Tuesday, June 9, 2015

The Badger Quill: Dry Fly Fishing Co Wicklow

The Avonmore river runs through oak forests, towering pines in the Vale of Avondale and the stunning Meeting of the Waters. The river rises above Roundwood in Lough Dan and travels over a granite bed for 35 miles till it enters the sea in Arklow. Just 50 mins from Dublin this remote angling location will give all anglers challenges and rewards.

It is the runs and pools that are the characters of this fast flowing river. Due to its high acidity the water is very hard and fish take that bit longer to grow. However there is a large stock of wild brown trout averaging 8 to 10 inches and there is quite a few larger fish to be hunted also.

Growing up on this river offered some serious challenges to a developing angler such as myself with the high acidity in the water fly hatches were sparse and the trout were very fussy when the decided to rise. Many good patterns were developed and used on this river to entice the wild trout from their hiding spots but for me one stands out the most; The Badger Quill.

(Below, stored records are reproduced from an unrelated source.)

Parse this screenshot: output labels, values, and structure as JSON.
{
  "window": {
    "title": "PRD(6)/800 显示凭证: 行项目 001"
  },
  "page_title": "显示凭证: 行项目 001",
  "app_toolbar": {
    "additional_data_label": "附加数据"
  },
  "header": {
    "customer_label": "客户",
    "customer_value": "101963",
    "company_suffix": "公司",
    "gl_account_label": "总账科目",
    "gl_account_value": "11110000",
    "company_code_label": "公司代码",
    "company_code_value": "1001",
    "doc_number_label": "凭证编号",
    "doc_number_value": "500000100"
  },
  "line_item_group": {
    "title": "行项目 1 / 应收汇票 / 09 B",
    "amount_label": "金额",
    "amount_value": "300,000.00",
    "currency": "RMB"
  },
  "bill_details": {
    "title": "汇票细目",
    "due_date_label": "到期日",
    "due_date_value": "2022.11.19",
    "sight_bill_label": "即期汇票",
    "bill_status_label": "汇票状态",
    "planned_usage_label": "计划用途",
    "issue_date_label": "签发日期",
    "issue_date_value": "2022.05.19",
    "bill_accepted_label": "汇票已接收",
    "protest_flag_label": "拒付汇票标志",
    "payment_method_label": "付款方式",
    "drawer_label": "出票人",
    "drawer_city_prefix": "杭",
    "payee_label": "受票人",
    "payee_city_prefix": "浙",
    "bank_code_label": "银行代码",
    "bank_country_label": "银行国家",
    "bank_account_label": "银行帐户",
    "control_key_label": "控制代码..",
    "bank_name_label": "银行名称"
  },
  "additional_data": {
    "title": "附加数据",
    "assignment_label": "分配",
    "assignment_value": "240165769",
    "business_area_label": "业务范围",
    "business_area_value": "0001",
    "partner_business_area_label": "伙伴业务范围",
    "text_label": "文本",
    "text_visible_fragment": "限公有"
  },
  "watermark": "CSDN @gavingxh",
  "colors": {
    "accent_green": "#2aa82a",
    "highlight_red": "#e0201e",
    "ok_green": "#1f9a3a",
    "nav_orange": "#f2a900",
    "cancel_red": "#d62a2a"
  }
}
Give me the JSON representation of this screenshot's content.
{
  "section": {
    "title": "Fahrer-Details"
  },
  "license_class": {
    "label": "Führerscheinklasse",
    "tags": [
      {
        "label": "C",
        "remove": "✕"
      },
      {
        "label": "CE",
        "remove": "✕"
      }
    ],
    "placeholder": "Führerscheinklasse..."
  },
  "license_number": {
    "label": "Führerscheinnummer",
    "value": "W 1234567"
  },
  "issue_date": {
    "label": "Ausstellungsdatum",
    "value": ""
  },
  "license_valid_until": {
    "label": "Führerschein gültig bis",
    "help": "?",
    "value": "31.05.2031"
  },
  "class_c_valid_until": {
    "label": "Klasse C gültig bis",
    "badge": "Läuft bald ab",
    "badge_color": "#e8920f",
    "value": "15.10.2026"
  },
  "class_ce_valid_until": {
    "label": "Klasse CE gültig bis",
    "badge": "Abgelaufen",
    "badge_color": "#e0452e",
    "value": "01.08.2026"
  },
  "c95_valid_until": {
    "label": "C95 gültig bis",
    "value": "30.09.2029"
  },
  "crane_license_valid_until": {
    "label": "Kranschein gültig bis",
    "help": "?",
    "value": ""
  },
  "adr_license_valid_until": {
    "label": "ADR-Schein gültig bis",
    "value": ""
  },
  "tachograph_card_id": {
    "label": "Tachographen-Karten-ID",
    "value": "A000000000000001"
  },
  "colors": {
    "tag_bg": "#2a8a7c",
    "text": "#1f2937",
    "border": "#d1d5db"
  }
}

Originally I tied with a Badger hackle stripped and using the quill from the feather to create the body; the tail and shoulder hackle was made of the same feather and a split starling wing capped off the fly. However you needed the right Cock Indian cape that would give you the quill for the body and it was not easy to find. The original dressing listed is with a natural stripped peacock quill. 

Its hard to beat the original dressing  but this version is just as effective and the materials are easier to get hold of, the tail is Coc De Leon as I use in most if not all my dries and nymphs as tails. The body on the size 18 or 16 hook is the quill from the Coc De Leon feather, its the closest thing I can find to give the quill bodied look as the original, a light coat of varnish to hold the quill in place and I add the CDC wing.

The hackle is a small badger cock hackle and I put one turn on the under side of the wing to prop it up a little and one and a half turns at the head of the fly. The fly is finished and an old dressing is ready to take trout after trout in the Late May summer evenings.  
With the modern developments in fly tying and materials some of our old and tested dressings are being forgotten, when these patterns are still as effective today as they were the first time there designers through them on the water. I like to fish these fly's regularly and they constantly produce great fishing if you haven't fished this fly before or remember it from older days then its time to get on the vice and get them back on the water, you wont regret it.  
I hope you enjoy tying these patterns and enjoy fishing them even more then I have had. If you would like any of these flies or any other patterns of you choice you can find my contact details on the right side of the blog. Thank you for reading and tight lines.

1 comment:

  1. Hi Peter, it is very pleasing to see old patterns still being used. I will tie this one and try it on our British Columbia streams.